こいつ(ラック)でも避けられる事態だぞ」

 全員から見捨てられたダミー。ロランド達は完全に面白がっている様子。

 私? 庇って巻き込まれたくない。スーさん恐い。

「ぐっ……! わ、分かった! 俺が間違っていた! おまえは優秀だ!」

「はじめからそう言っておけば良かったのですよ」

 スーが満足げに言うと、ダミーはほっと息を吐いた。結界解除されたんだね、よかったね。


「それで、あのスリッパの話なんですけど……」

「少しは労れよ……何なんだよこいつ……」

 いやー、すみません。でも、あれを見たときからずっと、作った人に聞いてみたくて仕方なかったんだよね。
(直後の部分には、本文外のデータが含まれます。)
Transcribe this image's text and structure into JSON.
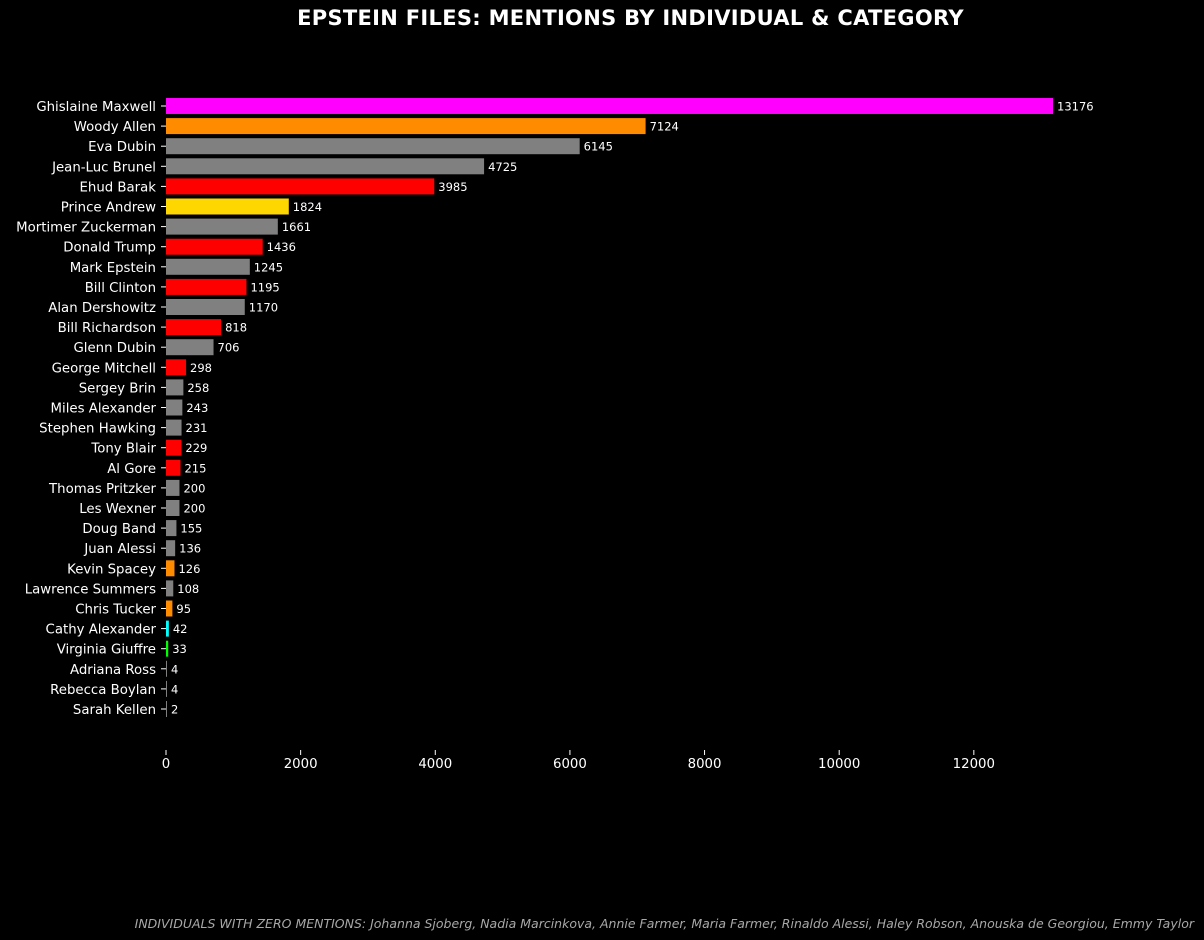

「気になってたんですけど、あのデザインって何を参考にしたんですか?」

「は? 何をって……スリッパだろ」

 ダミーは何を言っているんだとでも言いたげな顔をしている。

「えっと、はい。そうなんですけど、どうしてスリッパにしたのかなあと……」

「いい音出そうだろ?」

「あっ、そうですか……」


 うん、この人転生者とかじゃないですね。


 転生者だったらこのタイミングでドヤ顔はしないと思う。

 というかこんなにあのデザインを気にしておいて日本人だと疑われない時点でこの人は日本人じゃない。

 当てが外れたなあ……。

 まあ、それはいいとして。


「ええとデザインのことは分かったんですけど……。そのスリッパ、誰でも使えるんですよね? 一つでいいので譲ってもらったりできますか?」

 見た目はあれだけど、スーが寄ってきたときの対策とか、慌てた人を落ち着けたりとか、スー対策とか、何より自分の精神を制御しなさいってね。……とにかく、便利そうなんだよね。


「……まあ、一つだけならいいだろ」

 ダメ元だけど一家に一台的な感じで頼んでみたら、あっさりと了承された……んだけど、ガッツポーズを取りそうになったところで、付け加えられた。


「ただ、使い捨てだぞ?」

「そんなっ……!」

 衝撃の事実に、私は崩れ落ちたのだった。